Have you ever had to create buyer personas for the financial industry? This was one of my biggest priorities after being hired as head of marketing for Synthesis Technology, a financial services technology firm that automates factsheets and pitchbooks for investment companies. As a “newbie” to the investment management industry, I was amped up for the challenge but had no idea how difficult it would be to identify, attract, and engage a financial services audience.
There’s one thing I learned right away – the financial services industry is a beast! It encompasses a broad range of organizations that manage money including banks, credit card companies, insurance companies, stock brokerages, investment funds, real estate funds, and the list goes on.
As any marketer should, I spent my first few weeks developing my buyer personas. Initially, I did this by conducting interviews with clients and key persons within our organization, observing during product demos, and researching my target audience and key influencers on social media. Based on my findings, I began creating content with the goal of building an audience and driving qualified leads.
After about six months, a few key problems and more questions emerged:
- Not enough original ideas – How can we create more of the right content? How can we stand out and say something new?
- Not enough engagement – How do we get people to like, comment, and share our content?
- Not enough leads – How do we get visitors to convert into qualified leads?
- Not enough closed deals – How do we develop content that facilitates the buying cycle?
Buyer Persona Development for Financial Services is Complex
There are a lot of factors to consider when developing truly useful buyer personas for financial services. And, unfortunately, it takes a lot of work. I realized that in order to really get inside the head of my buyers I needed to to find out:- What types of financial services companies buy our technology?
- What types of people within those companies participate in the buying process?
- What information do these stakeholders need in order to make a buying decision?
Tactic #1: Understanding the Companies That Buy
Because “financial services” is so broad, I wanted to first understand the kinds of companies that buy our technology. Here was my strategy: First, I looked at the types of companies that use our software and services. I created a spreadsheet and listed all of our current clients and current sales qualified leads by company name. I conducted research on each company to understand what type of financial products or services they offer. Are they a mutual fund company? TAMP? Wealth manager? Hedge Fund? Investment bank? By associating each company with a firm “type”, I started to identify what kinds of companies I should be targeting within the financial services sector. Next, I looked at company size. I added a column to record the size of each company and designated each firm as a small, medium, or large based on assets under management (AUM). The point here was to start identifying any trends with regard to the size of firm that buys our services. Next, I looked at the end customer. I created another column in my master spreadsheet to record the end customer. In other words, who are the end buyers at these companies? Are they personal investors (retail)? Institutions? Financial advisors? Sophisticated Investors? By understanding who buys from our clients, I got a better understanding of our clients’ marketing challenges and how our software might help them. Next, I looked at how these companies access their market. I wanted to understand which marketing and sales channels these firms use to engage with their customers. Are they selling direct or through intermediaries and financial advisors? And what types of financial advisors? The point here was to understand how our software will enable them to market and sell through their channels. Last, I took note of how each firm is regulated. Are they governed by FINRA or the SEC? I did some research to identify challenges brought on by regulations like AIFMD, Dodd-Frank, Form PF, EMIR, and Solvency II. Compliance is a key driver to technology purchases, so I wanted to understand how this might affect the buying process.Tactic #2: Understanding the People Who Buy
After I understood the type of companies that buy, I wanted to understand the people at those companies who take part in the purchasing decision. Here was my strategy: First, I interviewed our sales people. I took a representative sample of firms from the company list I created and set up interviews with the sales team to discuss them. The idea was to get their perspective on the buying process. Here are the questions I asked in these interviews with our sales team:- What does this company do and what is their business goal?

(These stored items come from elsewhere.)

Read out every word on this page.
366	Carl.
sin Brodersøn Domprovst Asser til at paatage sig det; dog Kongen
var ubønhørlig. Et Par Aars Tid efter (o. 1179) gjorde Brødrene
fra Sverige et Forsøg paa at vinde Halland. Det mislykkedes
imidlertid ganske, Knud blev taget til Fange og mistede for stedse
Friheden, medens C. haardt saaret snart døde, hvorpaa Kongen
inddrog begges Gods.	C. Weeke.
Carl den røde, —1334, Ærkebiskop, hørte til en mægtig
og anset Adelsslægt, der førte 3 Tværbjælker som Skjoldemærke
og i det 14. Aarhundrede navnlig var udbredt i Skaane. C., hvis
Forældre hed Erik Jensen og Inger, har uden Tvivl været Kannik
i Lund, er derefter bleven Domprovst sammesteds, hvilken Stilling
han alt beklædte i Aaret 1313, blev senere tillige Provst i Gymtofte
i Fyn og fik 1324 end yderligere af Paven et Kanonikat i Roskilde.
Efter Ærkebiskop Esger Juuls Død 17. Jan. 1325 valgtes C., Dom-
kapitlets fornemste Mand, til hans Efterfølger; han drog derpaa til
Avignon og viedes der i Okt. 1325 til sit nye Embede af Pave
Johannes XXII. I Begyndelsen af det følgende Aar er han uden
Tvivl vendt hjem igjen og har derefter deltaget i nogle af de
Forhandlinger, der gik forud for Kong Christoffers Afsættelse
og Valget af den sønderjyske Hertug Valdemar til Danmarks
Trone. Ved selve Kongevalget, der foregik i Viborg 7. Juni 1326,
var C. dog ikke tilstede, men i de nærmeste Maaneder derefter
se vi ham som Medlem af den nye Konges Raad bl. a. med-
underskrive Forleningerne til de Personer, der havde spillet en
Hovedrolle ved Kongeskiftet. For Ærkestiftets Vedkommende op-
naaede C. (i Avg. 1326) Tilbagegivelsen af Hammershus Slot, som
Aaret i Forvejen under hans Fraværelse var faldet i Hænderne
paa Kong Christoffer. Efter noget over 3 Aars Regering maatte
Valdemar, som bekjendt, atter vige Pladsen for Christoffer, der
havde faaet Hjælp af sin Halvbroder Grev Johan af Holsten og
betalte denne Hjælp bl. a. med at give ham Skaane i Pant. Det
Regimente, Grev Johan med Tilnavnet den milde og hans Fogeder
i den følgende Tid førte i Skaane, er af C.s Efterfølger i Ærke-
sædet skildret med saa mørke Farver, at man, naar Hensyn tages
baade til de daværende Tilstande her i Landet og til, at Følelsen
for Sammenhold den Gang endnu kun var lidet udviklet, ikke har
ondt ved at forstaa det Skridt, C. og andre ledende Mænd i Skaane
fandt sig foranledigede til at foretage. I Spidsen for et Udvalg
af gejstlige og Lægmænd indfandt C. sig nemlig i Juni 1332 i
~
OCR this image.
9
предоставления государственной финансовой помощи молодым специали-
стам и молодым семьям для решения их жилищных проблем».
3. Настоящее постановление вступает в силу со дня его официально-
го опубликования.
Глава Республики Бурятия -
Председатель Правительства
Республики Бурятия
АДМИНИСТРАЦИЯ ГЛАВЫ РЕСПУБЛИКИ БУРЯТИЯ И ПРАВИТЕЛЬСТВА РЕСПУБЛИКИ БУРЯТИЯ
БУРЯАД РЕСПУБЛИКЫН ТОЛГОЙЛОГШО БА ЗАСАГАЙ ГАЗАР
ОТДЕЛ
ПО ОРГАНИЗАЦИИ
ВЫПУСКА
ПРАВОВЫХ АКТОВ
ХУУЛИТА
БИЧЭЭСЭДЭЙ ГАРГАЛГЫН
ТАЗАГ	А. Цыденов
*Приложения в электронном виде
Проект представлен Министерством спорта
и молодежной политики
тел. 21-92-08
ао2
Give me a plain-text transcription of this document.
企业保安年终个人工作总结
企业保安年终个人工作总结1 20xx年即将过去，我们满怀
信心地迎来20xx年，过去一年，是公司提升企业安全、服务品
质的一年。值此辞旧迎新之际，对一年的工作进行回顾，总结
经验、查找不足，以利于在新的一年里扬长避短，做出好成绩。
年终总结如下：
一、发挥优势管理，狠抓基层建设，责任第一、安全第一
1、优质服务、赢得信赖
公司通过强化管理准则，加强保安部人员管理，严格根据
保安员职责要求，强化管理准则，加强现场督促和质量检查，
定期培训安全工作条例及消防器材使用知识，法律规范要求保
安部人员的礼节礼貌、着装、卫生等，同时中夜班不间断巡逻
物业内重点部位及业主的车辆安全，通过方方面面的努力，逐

- What are their key pain points?
- What key obstacles are contributing to these pain points?
- Who got us in the door?
- Who came to the meetings?
- Who signed the contract?
- Who are the users?
- Who was involved in the implementation?
- How do they describe the technology/solution to colleagues internally?
- How did they find us?
- Where did they look to gain more insight into their problem/pain points?
- Who else was affected and how?
- Who did they have to convince, and how did they go about it?
- What kinds of questions/objections came up during the evaluation/decision process?